The game immediately following the Texas game was a 55-0 demolition of Kansas State in front of a sellout homecoming crowd at K-State. Mayfield threw five touchdown passes and the Sooners amassed 232 rushing yards on the way to 568 yards of total offense. From that point forward over the final six games of the regular season, Oklahoma had no fewer than 518 yards of offense, including three games over 600 yards, and averaged 52 points a game.
Since the Texas game, the Sooners have outscored their opponents by an average score of 52-19 and beaten three ranked teams (five over the full season).
Getting the running game figured out as part of the new offense was a major contributor to the Oklahoma turnaround. Perine had one 100-yard game in the first five games of the season and was averaging 4.5 yards per carry. Over the second half of the 2015 campaign, the bruising running back has four games with over 100 yards on the ground and is averaging 7.4 yards per carry.

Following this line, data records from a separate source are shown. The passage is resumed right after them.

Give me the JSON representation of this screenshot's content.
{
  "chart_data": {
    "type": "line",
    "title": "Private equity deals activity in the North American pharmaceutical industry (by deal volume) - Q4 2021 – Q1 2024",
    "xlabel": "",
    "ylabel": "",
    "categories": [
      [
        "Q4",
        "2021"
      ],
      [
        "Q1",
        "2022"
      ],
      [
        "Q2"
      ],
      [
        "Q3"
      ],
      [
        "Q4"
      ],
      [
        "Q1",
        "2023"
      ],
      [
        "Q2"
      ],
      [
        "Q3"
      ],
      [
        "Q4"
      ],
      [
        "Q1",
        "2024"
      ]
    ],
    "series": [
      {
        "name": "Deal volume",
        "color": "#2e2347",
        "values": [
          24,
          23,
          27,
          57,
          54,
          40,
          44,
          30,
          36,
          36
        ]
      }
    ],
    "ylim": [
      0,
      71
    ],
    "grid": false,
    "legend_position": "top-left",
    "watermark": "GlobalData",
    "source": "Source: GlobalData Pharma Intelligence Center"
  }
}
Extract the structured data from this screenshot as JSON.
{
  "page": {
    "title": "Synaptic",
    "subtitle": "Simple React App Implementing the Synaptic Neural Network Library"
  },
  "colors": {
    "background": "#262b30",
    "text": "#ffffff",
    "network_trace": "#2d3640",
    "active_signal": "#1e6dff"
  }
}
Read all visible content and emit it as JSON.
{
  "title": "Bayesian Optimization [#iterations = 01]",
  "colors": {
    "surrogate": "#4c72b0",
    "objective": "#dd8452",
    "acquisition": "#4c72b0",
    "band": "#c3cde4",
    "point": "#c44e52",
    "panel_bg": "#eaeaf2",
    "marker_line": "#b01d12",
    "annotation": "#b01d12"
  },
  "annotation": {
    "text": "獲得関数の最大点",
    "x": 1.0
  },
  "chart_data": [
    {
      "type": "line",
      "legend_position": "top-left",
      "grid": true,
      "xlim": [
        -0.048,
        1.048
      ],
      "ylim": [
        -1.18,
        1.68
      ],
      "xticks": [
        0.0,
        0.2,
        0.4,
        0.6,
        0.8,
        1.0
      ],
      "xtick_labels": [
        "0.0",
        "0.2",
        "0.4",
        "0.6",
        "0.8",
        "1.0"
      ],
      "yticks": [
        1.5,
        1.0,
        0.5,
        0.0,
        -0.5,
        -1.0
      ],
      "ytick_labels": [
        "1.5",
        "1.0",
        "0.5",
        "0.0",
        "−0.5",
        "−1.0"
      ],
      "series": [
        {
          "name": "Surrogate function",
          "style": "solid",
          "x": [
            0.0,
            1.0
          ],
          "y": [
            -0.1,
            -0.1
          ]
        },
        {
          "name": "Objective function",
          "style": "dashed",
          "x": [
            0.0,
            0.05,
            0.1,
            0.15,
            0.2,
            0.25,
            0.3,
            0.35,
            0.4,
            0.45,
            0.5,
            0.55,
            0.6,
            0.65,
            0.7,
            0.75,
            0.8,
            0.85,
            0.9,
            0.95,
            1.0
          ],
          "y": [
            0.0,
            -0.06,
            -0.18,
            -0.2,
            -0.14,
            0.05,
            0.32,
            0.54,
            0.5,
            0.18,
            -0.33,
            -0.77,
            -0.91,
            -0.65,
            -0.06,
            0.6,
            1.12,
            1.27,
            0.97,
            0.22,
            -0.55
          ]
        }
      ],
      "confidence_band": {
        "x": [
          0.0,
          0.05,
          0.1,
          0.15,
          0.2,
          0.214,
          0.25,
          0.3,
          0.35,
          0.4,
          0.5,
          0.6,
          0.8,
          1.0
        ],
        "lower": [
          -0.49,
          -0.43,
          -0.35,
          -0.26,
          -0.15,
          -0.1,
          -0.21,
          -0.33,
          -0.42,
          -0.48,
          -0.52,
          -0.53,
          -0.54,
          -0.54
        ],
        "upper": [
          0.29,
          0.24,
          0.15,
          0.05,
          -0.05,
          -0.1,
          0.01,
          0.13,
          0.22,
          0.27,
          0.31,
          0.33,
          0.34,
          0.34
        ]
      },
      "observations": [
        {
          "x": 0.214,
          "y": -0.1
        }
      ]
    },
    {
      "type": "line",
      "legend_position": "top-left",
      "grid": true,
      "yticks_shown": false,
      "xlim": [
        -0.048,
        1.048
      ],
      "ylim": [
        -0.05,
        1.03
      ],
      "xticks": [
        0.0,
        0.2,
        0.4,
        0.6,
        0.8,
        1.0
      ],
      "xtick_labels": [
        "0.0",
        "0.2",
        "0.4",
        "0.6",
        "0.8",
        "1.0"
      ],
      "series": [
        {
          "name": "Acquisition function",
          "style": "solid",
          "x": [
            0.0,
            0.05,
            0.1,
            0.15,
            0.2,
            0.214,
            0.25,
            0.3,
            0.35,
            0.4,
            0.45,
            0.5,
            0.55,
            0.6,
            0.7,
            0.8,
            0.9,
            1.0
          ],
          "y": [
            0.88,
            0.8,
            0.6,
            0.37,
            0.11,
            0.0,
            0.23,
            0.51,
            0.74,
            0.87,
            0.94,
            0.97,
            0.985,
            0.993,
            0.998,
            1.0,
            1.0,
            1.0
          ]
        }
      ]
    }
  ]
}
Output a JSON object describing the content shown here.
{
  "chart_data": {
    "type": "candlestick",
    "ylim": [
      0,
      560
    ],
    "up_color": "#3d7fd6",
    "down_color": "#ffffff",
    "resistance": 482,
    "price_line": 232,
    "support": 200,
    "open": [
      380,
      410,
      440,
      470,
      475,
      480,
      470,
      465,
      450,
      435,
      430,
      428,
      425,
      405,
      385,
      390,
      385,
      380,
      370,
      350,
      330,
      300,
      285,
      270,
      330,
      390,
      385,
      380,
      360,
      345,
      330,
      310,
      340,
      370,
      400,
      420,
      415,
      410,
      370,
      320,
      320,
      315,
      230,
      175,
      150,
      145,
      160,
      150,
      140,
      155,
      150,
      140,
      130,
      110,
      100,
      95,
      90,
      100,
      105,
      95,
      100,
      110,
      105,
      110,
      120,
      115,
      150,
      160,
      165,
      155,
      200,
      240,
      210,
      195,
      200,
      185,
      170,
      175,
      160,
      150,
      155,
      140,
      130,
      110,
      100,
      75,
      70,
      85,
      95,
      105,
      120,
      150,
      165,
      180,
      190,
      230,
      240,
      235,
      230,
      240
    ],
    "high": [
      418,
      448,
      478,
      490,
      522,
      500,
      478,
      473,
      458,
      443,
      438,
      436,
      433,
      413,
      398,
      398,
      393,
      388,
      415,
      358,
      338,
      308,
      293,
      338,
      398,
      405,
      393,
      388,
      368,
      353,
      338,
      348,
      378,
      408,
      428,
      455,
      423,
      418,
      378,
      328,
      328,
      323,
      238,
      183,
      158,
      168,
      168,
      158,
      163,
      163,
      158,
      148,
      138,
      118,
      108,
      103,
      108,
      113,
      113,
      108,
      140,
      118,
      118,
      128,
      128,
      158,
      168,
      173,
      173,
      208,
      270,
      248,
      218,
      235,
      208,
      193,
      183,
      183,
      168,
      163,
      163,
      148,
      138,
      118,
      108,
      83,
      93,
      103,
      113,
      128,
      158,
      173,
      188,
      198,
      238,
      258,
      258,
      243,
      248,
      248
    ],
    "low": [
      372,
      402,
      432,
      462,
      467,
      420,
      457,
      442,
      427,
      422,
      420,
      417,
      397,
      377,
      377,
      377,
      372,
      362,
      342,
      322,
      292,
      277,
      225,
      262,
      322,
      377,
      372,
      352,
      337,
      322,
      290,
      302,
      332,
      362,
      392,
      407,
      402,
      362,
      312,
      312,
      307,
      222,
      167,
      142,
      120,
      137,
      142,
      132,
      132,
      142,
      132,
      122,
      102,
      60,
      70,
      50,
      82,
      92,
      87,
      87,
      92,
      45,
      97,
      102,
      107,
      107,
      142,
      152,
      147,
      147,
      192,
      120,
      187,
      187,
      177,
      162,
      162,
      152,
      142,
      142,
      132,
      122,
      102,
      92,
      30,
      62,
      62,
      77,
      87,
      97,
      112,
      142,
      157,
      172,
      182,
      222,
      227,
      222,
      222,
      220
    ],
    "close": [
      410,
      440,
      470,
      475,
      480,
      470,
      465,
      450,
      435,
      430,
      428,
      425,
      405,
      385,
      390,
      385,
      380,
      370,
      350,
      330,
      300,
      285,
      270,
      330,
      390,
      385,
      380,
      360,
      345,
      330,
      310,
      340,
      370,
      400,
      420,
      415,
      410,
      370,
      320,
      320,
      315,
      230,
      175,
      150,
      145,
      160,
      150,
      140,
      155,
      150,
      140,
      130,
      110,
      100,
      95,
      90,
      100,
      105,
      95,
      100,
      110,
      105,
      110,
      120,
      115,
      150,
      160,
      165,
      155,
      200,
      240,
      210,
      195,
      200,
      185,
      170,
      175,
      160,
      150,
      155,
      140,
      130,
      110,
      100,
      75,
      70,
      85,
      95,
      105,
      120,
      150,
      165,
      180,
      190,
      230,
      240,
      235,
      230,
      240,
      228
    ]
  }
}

So, looking back, the two losses Bob Stoops and the Sooners suffered at the end of last season led to a number of offseason adjustments on and off the field that got the listing OU football ship back upright and moving forward. Then the loss in Game 5 this season to Texas – which at the time appeared to have put a severe crimp in Oklahoma’s chances at championship run in the conference as well as a spot in the College Football Playoff – created the spark that brought out the full force of the power in the OU offensive engine.
There are a number of reasons for a turnaround as dramatic and definitive as the Oklahoma Sooners have experienced this season, but none more telling than the lessons learned from the last three times OU was on the wrong end of the outcome in football.